Au-delà de ce terrible incendie de samedi, les locataires dénoncent une cité qui s’est largement dégradée avec le temps. “Depuis l’incendie de 2021, les fenêtres dans les parties communes ont explosé et n’ont pas été remplacées. Donc l’hiver, le froid pénètre dans les appartements”, indique Mélissa. Depuis plusieurs années, seul l’ascenseur desservant les étages impairs fonctionne, poursuit une autre. “Ça va faire trois ans que je n’utilise plus l’ascenseur, tellement je suis restée coincée dedans !”, affirme encore Aïcha, qui habitait au dixième étage. “Les volets à manivelle ne marchent pas dans beaucoup d’appartements ! Si ça se trouve, certains sont morts à cause de ça !”, rajoute Cannelle. D’autres évoquent la présence de punaises, et même de rats.

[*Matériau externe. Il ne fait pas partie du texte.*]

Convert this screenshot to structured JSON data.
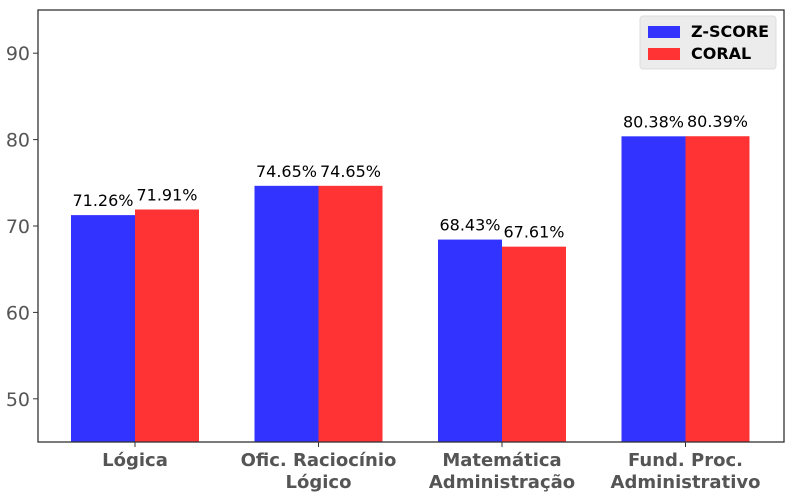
{
  "chart_data": {
    "type": "bar",
    "categories": [
      [
        "Lógica"
      ],
      [
        "Ofic. Raciocínio",
        "Lógico"
      ],
      [
        "Matemática",
        "Administração"
      ],
      [
        "Fund. Proc.",
        "Administrativo"
      ]
    ],
    "series": [
      {
        "name": "Z-SCORE",
        "color": "#3333ff",
        "values": [
          71.26,
          74.65,
          68.43,
          80.38
        ],
        "labels": [
          "71.26%",
          "74.65%",
          "68.43%",
          "80.38%"
        ]
      },
      {
        "name": "CORAL",
        "color": "#ff3333",
        "values": [
          71.91,
          74.65,
          67.61,
          80.39
        ],
        "labels": [
          "71.91%",
          "74.65%",
          "67.61%",
          "80.39%"
        ]
      }
    ],
    "title": "",
    "xlabel": "",
    "ylabel": "",
    "ylim": [
      45,
      95
    ],
    "yticks": [
      50,
      60,
      70,
      80,
      90
    ],
    "grid": false,
    "legend_position": "top-right"
  }
}
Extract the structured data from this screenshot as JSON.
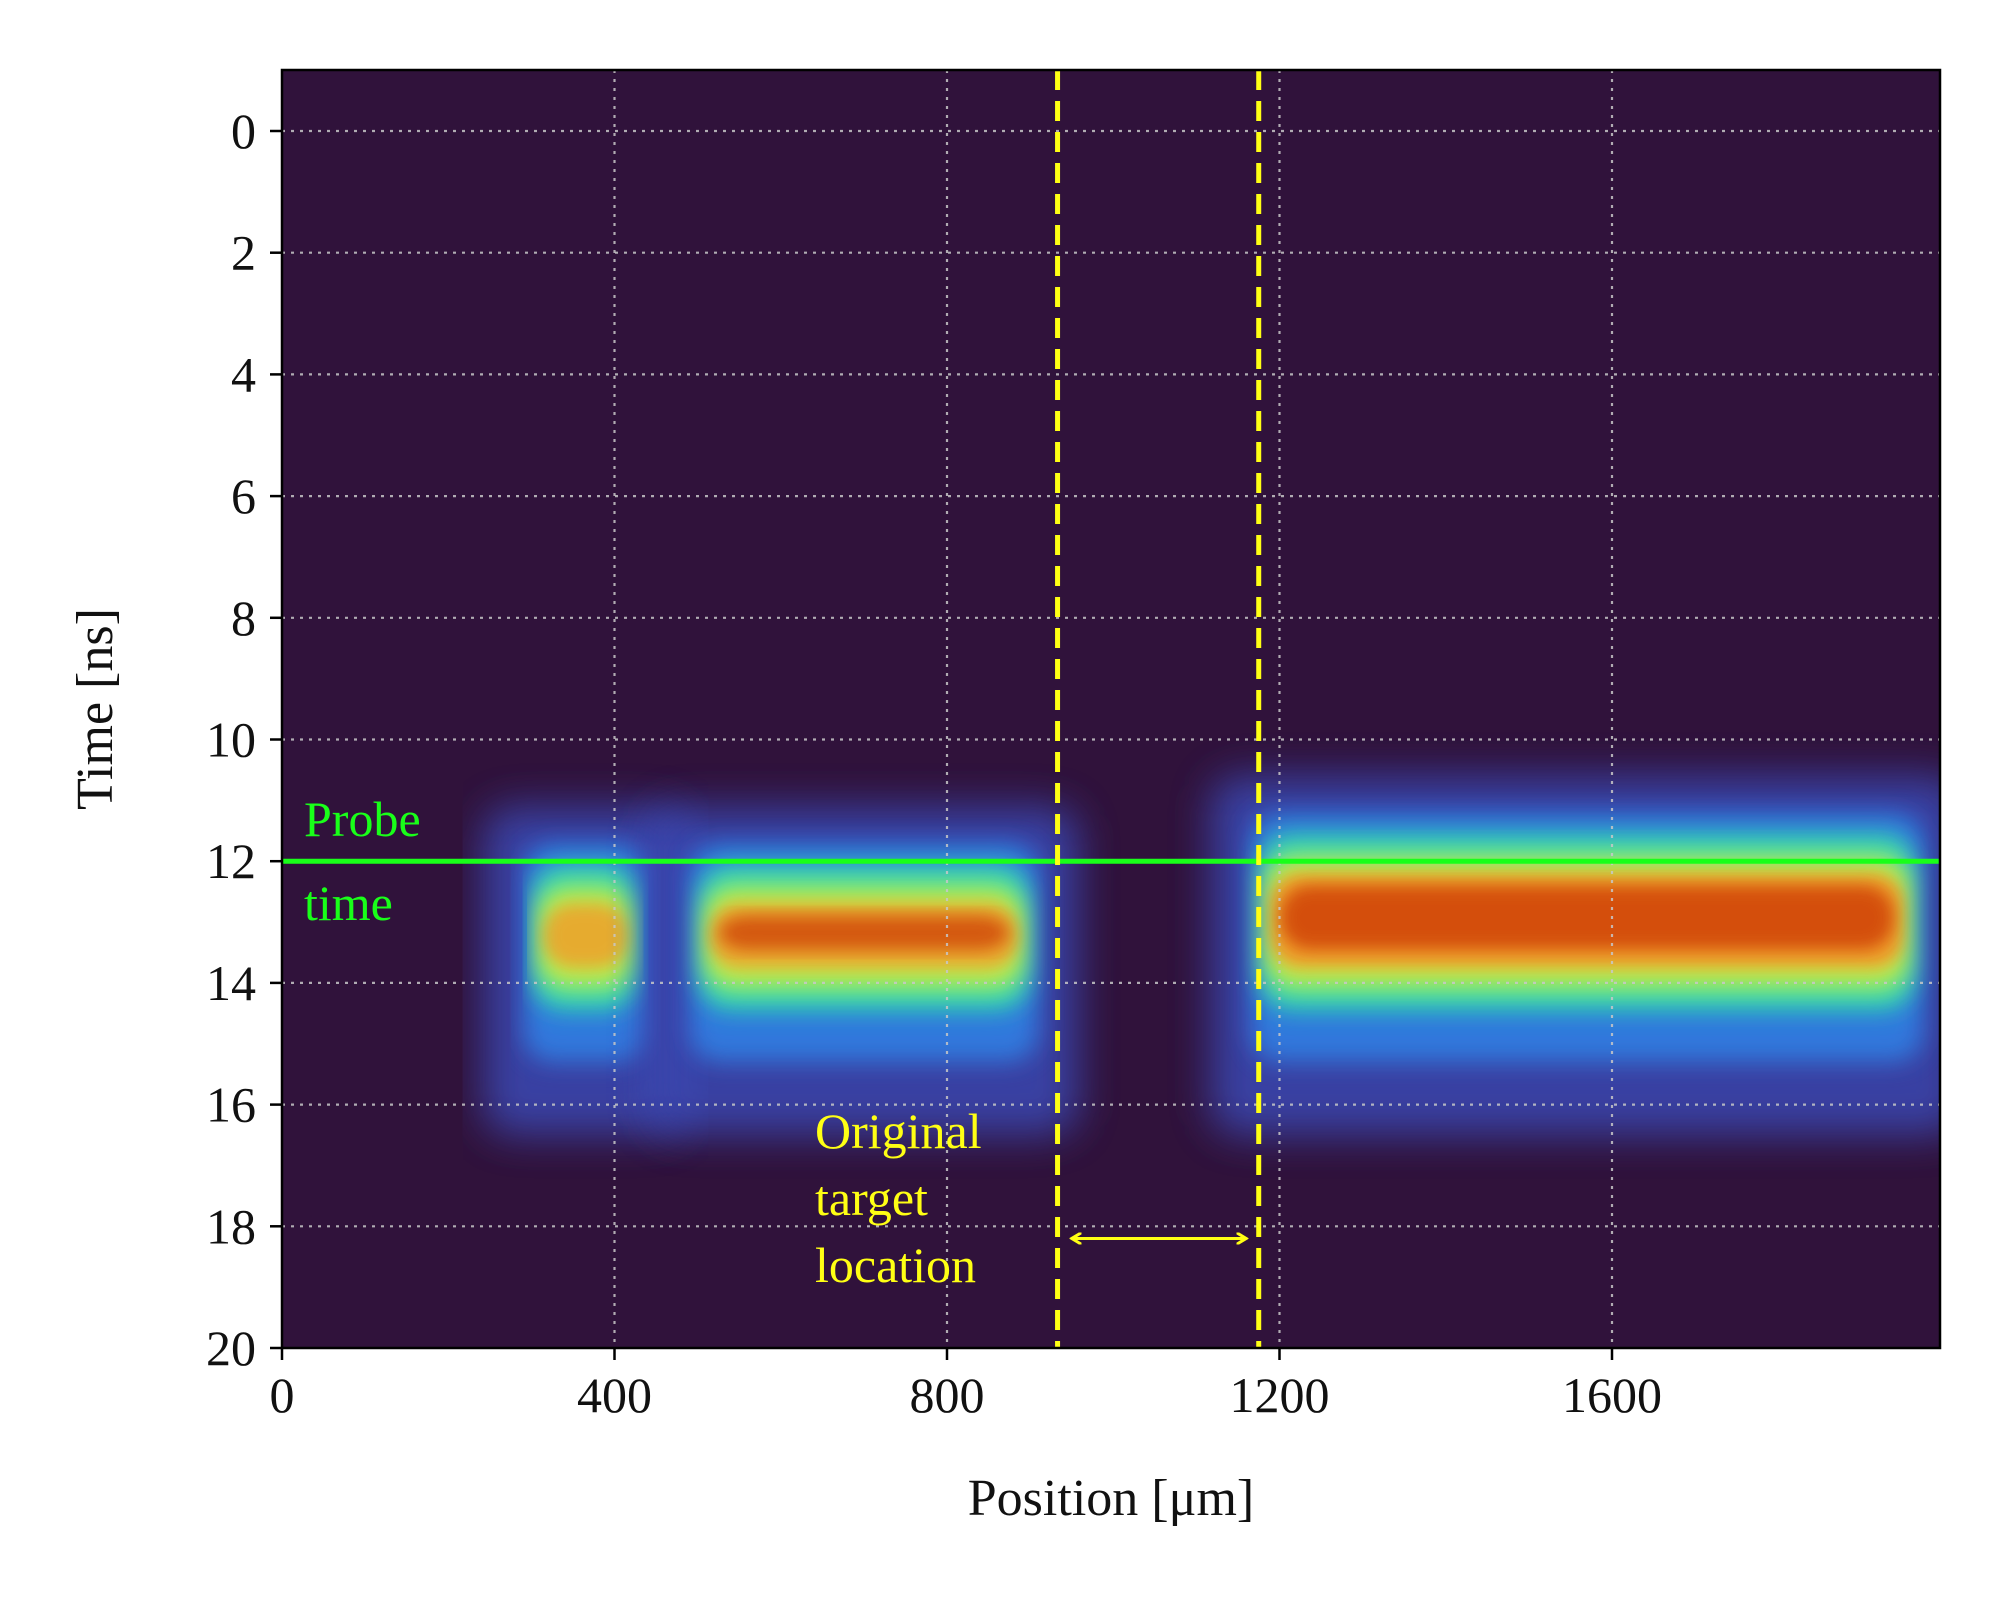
{
  "chart_data": {
    "type": "heatmap",
    "title": "",
    "xlabel": "Position [μm]",
    "ylabel": "Time [ns]",
    "xlim": [
      0,
      2000
    ],
    "ylim": [
      -1,
      20
    ],
    "y_inverted": true,
    "xticks": [
      0,
      400,
      800,
      1200,
      1600
    ],
    "yticks": [
      0,
      2,
      4,
      6,
      8,
      10,
      12,
      14,
      16,
      18,
      20
    ],
    "grid": true,
    "colormap": "turbo",
    "background_color": "#30123b",
    "intensity_regions": [
      {
        "x_start": 290,
        "x_end": 440,
        "t_start": 11.8,
        "t_end": 16.2,
        "peak": 0.72
      },
      {
        "x_start": 490,
        "x_end": 910,
        "t_start": 11.8,
        "t_end": 16.2,
        "peak": 0.8
      },
      {
        "x_start": 1165,
        "x_end": 1975,
        "t_start": 11.3,
        "t_end": 16.2,
        "peak": 0.93
      }
    ],
    "annotations": {
      "probe_time": {
        "text_line1": "Probe",
        "text_line2": "time",
        "t": 12,
        "color": "#19ff19"
      },
      "target_lines": {
        "x": [
          933,
          1175
        ],
        "color": "#ffff14"
      },
      "target_label": {
        "line1": "Original",
        "line2": "target",
        "line3": "location",
        "color": "#ffff14"
      },
      "arrow": {
        "x_start": 950,
        "x_end": 1160,
        "t": 18.2
      }
    }
  }
}
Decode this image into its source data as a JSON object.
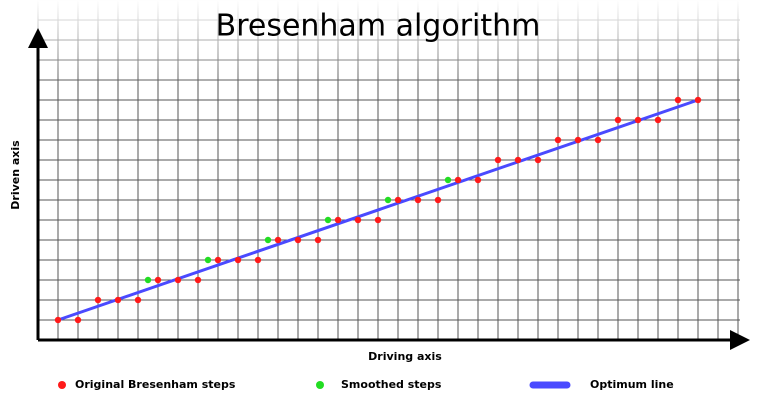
{
  "chart_data": {
    "type": "scatter",
    "title": "Bresenham algorithm",
    "x_label": "Driving axis",
    "y_label": "Driven axis",
    "xlim": [
      -1,
      34.6
    ],
    "ylim": [
      -1,
      14.5
    ],
    "grid": true,
    "series": [
      {
        "name": "Original Bresenham steps",
        "color": "#ff1a1a",
        "mode": "markers",
        "x": [
          0,
          1,
          2,
          3,
          4,
          5,
          6,
          7,
          8,
          9,
          10,
          11,
          12,
          13,
          14,
          15,
          16,
          17,
          18,
          19,
          20,
          21,
          22,
          23,
          24,
          25,
          26,
          27,
          28,
          29,
          30,
          31,
          32
        ],
        "values": [
          0,
          0,
          1,
          1,
          1,
          2,
          2,
          2,
          3,
          3,
          3,
          4,
          4,
          4,
          5,
          5,
          5,
          6,
          6,
          6,
          7,
          7,
          8,
          8,
          8,
          9,
          9,
          9,
          10,
          10,
          10,
          11,
          11
        ]
      },
      {
        "name": "Smoothed steps",
        "color": "#22dd22",
        "mode": "markers",
        "x": [
          4.5,
          7.5,
          10.5,
          13.5,
          16.5,
          19.5
        ],
        "values": [
          2,
          3,
          4,
          5,
          6,
          7
        ]
      },
      {
        "name": "Optimum line",
        "color": "#4a4aff",
        "mode": "line",
        "x": [
          0,
          32
        ],
        "values": [
          0,
          11
        ]
      }
    ]
  }
}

En principe, la cité Maurice Thorez devrait connaître de grands travaux de rénovation à partir de 2025. Après le drame, Mohamed Gnabaly, le maire (SE) de la ville a néamoins appelé Seine-Saint-Denis Habitat à accélérer le début des ouvrages. “Nous avons entendu la demande du maire”, répond Cécile Mage. “Mais ce type de projet demande d’abord des mois d’études avant d’être lancé. Donc même si nous avançons le début de la mission, nous ne gagnerons au mieux que quelques mois.”